Tz. 25

Stand: EL 68 – ET: 03/2010

Die Vorschrift des § 8 Abs 4 KStG ist in hohem Maße auslegungsbedürftig, aber nur begrenzt auslegungsfähig (s Orth, DB 1997, 2242, 2249).

Das Grundproblem der Vorschrift wird mit Rödder (StbJb 2002/2003, 307ff) und Frotscher (in F/M, § 8 KStG Rn 182) darin gesehen, dass der Telos der Norm letztlich ungeklärt ist. MaW, es fehlt an einem verlässlichen "Kompass" als Auslegungsrichtschnur bei auftretenden Einzelfragen. § 8 Abs 4 KStG, zunächst im StRefG 1990 in Fortsetzung der früheren BFH-Rspr als Regelung zur Unterbindung des missbräuchlichen Handels mit stlichen Verlustvorträgen in Gestalt leerer GmbH-Mäntel geschaffen, hat durch das in 1997 verabschiedete Gesetz zur Forts der UntStRef eine inhaltliche Veränderung erhalten (glA s Prinz in H/ H/R, § 8 KStG Rn G 2).
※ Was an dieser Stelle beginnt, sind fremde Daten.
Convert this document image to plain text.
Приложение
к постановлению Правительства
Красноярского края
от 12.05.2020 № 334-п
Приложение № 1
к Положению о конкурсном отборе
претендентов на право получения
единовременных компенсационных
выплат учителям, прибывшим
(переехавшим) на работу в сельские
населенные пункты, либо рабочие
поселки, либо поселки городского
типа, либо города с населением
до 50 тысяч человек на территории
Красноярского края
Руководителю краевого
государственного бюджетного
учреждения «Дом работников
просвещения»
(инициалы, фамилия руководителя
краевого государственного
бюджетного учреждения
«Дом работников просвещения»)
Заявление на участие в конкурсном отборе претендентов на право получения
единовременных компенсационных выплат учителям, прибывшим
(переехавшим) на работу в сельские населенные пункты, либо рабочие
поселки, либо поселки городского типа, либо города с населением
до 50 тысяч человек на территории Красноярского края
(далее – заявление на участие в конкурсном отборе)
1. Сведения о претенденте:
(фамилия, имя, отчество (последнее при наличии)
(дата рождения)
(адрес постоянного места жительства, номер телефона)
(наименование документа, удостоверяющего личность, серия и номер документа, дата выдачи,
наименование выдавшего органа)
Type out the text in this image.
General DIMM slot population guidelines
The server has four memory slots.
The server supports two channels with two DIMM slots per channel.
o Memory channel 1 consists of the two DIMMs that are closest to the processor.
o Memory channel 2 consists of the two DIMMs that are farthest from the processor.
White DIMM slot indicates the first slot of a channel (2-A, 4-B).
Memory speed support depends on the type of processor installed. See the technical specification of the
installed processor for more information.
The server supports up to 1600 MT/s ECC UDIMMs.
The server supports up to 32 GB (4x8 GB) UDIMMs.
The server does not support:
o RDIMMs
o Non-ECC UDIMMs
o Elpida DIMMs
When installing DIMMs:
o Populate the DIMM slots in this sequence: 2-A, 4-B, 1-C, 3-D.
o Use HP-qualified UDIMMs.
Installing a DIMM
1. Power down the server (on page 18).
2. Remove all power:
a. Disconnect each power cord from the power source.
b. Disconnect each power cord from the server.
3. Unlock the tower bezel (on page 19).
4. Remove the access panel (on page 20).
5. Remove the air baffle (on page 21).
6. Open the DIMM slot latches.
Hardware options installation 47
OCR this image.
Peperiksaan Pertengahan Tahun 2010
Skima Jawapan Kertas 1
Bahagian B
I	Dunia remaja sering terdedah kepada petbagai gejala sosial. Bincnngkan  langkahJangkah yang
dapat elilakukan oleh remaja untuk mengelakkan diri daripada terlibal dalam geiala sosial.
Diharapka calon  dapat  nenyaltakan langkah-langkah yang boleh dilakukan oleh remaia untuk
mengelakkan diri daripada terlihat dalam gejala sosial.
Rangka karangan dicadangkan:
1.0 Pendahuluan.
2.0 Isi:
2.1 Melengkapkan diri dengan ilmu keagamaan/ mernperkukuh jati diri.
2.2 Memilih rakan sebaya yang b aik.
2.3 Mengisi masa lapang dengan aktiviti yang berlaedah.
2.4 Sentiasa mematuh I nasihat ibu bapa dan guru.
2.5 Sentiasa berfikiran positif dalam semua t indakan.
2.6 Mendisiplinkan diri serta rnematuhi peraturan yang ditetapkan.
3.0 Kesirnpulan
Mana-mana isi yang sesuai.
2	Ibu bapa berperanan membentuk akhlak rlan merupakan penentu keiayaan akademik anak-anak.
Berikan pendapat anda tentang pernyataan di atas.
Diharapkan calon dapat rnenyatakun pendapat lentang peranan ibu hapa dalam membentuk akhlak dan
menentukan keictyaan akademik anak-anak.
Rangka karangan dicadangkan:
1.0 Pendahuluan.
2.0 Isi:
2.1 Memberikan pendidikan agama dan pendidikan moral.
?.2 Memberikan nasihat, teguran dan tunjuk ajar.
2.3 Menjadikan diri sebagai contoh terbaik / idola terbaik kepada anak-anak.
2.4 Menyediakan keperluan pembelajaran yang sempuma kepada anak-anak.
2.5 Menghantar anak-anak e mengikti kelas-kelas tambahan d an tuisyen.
Die Frage ist nur, welche. Das Verständnis der Vorschrift schwankt zwischen

dem einer im Verhältnis zu § 42 AO speziellen Missbrauchsverhütungsnorm, die den Untergang eines stlichen Verlustabzugs an die wes Veränderung der "personellen und sachlichen Substrats" der Verlust-Kap-Ges anknüpft. Nach Auff von Bock (GmbHR 2004, 221) und Kaeser (DStR 2005, 349) besteht der Regelungszweck der Vorschrift darin, zu verhindern, dass neue AE der Verlust-Kap-Ges neues BV zuführen, um die Besteuerung der aus dem zugeführten BV fließenden Erträge bei sich selbst zu vermeiden. Danach soll § 8 Abs 4 KStG verhindern, dass das der Verlustgesellschaft zugeführte neue Ertragspotenzial durch die bestehenden Alt-Verlustabzüge in stfreies Einkommen "gewaschen" wird. Ähnlich s Orth (DK 2003, 441, 451), der allerdings die Frage, ob § 8 Abs 4 KStG als Missbrauchsverhütungsnorm anzusehen ist, offen lässt. Nach diesem Verständnis will § 8 Abs 4 KStG die Gewinnverlagerung von der AE-Ebene hinein in die Ebene der Verlust-Kap-Ges verhindern, indem sie auf der Ebene der Verlust-Kap-Ges deren noch nicht verbrauchten Alt-Verlustabzug für stlich nicht mehr nutzbar erklärt. Anders hingegen der BFH (s Urt des BFH v 05.06.2007, BStBl II 2008, 986, s Urt des BFH v 28.05.2008, HFR 2008, 1259 und s Urt des BFH v 01.07.2009, GmbHR 2009, 1115). Danach zielt das Tatbestandsmerkmal des neuen BV nicht darauf ab, einer Verlagerung zusätzlichen Ertrags- und damit Verlustverrechnungspotenzials in die Verlust-Kö zu begegnen. Vielmehr sind jegliche Änderungen der Struktur, Zusammensetzung und wirtsch Bedeutung des BV zu erfassen, weil es auf die Nämlichkeit des BV ankommt;
dem einer zusätzlichen Verlustabzugsvoraussetzung, bei deren Fehlen ein Verlustabzug mangels Vorliegen der wirtsch Identität bereits dem Grunde nach nicht stlich nutzbar ist. So inbes s Frotscher (in F/M, § 8 KStG Rn 182), der in § 8 Abs 4 KStG ein zusätzliches Tatbestandsmerkmal für den Verlustabzug geregelt sieht. SE korrespondiert die "wirtsch Identität" im KSt-Recht mit der für den gewstlichen Verlustabzug erforderlichen "Unternehmensidentität" (s R 67 GewStR 1998). Danach hat auch die KSt insoweit einen objektstartigen Charakter, weil es für den Verlustabzug nicht ausreicht, dass die Kap-Ges identisch ist (Unternehmeridentität). Es muss hinzukommen, dass das den Verlust verursachende stliche Substrat (Geschäftsbetrieb iSd § 8 Abs 4 KStG, Unternehmen iSd GewSt-Rechts) identisch ist. Wegen der Unterschiede zur Rechtslage bei der GewSt allerdings s Orth (DK 2003, 378, 382).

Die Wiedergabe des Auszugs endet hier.